If you are old enough and grew up far enough away from Ohio, where Dutch elm disease was identified in the 1930s, you may remember a canopy of mature American elm arching above your street. Today that image exists only in photographs; Dutch elm disease long ago eliminated mature American elm from the city streets and northeastern forests of their native range.
For the past eight decades, scientists have pursued myriad research projects to combat Dutch elm disease. A new Northern Research Station publication captures historical insight into Dutch elm disease and American elm, including garnering unpublished knowledge of some of the scientists who were part of the “second front” of American elm research between 1960 and 1990.
The publication, “Proceedings of the American Elm Restoration Workshop 2016,” is a product of a workshop convened in 2016 by the Northern Research Station and the Forest Service’s State and Private Forestry program with support from the Manton Foundation.
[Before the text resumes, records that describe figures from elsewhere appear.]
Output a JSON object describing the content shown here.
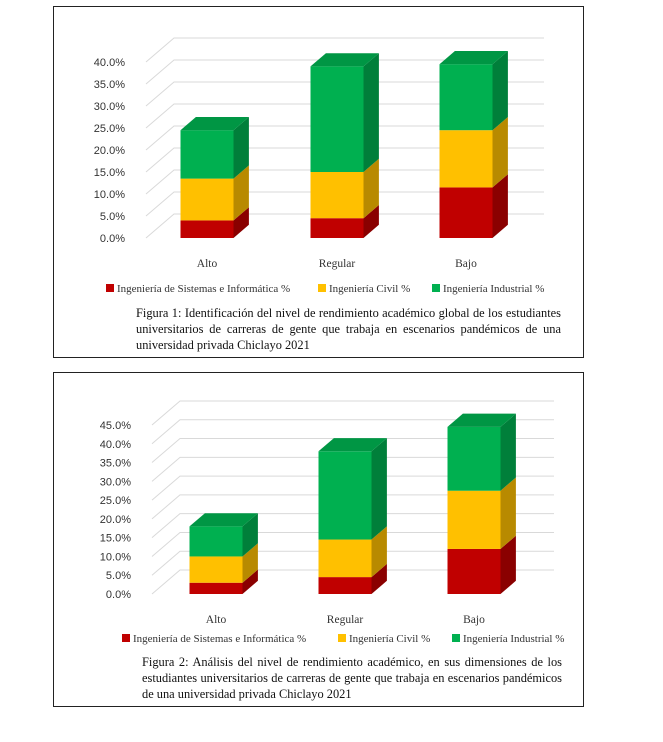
{
  "colors": {
    "series": [
      "#c00000",
      "#ffc000",
      "#00b050"
    ],
    "grid": "#d9d9d9",
    "text": "#333333"
  },
  "figures": [
    {
      "caption": "Figura 1: Identificación del nivel de rendimiento académico global de los estudiantes universitarios de carreras de gente que trabaja en escenarios pandémicos de una universidad privada Chiclayo 2021"
    },
    {
      "caption": "Figura 2: Análisis del nivel de rendimiento académico, en sus dimensiones de los estudiantes universitarios de carreras de gente que trabaja en escenarios pandémicos de una universidad privada Chiclayo 2021"
    }
  ],
  "chart_data": [
    {
      "type": "bar",
      "stacked": true,
      "style": "3d",
      "categories": [
        "Alto",
        "Regular",
        "Bajo"
      ],
      "series": [
        {
          "name": "Ingeniería de Sistemas e Informática %",
          "values": [
            4.0,
            4.5,
            11.5
          ]
        },
        {
          "name": "Ingeniería Civil %",
          "values": [
            9.5,
            10.5,
            13.0
          ]
        },
        {
          "name": "Ingeniería Industrial %",
          "values": [
            11.0,
            24.0,
            15.0
          ]
        }
      ],
      "y_ticks": [
        "0.0%",
        "5.0%",
        "10.0%",
        "15.0%",
        "20.0%",
        "25.0%",
        "30.0%",
        "35.0%",
        "40.0%"
      ],
      "ylim": [
        0,
        40
      ],
      "grid": true,
      "legend": "bottom"
    },
    {
      "type": "bar",
      "stacked": true,
      "style": "3d",
      "categories": [
        "Alto",
        "Regular",
        "Bajo"
      ],
      "series": [
        {
          "name": "Ingeniería de Sistemas e Informática %",
          "values": [
            3.0,
            4.5,
            12.0
          ]
        },
        {
          "name": "Ingeniería Civil %",
          "values": [
            7.0,
            10.0,
            15.5
          ]
        },
        {
          "name": "Ingeniería Industrial %",
          "values": [
            8.0,
            23.5,
            17.0
          ]
        }
      ],
      "y_ticks": [
        "0.0%",
        "5.0%",
        "10.0%",
        "15.0%",
        "20.0%",
        "25.0%",
        "30.0%",
        "35.0%",
        "40.0%",
        "45.0%"
      ],
      "ylim": [
        0,
        45
      ],
      "grid": true,
      "legend": "bottom"
    }
  ]
}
For three days, an interdisciplinary and international group of scientists with expertise in ecology, pathology, biology, arboriculture, and genetics discussed American elm resistance to Dutch elm disease.
The workshop covered a variety of topics relating to American elm restoration, including the Dutch elm disease pathogen, Dutch elm disease tolerance in elm trees, genetics and ecology of the elm species, other threats to American elm, other tools to combat Dutch elm disease, and practical aspects of restoration. Presentations given at the workshop, some of which are included in the new publication, described challenges to American elm restoration, recent advances in the field, and research needs.
The shared insights from different disciplines and experimental approaches accelerated work by the USDA Forest Service and partners aimed at developing regionally adapted populations of American elm trees that can tolerate disease. New Dutch elm disease-tolerant American elm trees with the notable characteristics of the species, such as beautiful and strong growth form, will be valuable for planting along city streets and in residential yards. A genetically diverse group of disease-tolerant elm trees will be useful to create seeds that can be used to grow trees for restoration of natural areas.
In addition to capturing scientists’ knowledge in a new publication, the workshop inspired ongoing conversations and collaborations that may benefit elm research for years to come.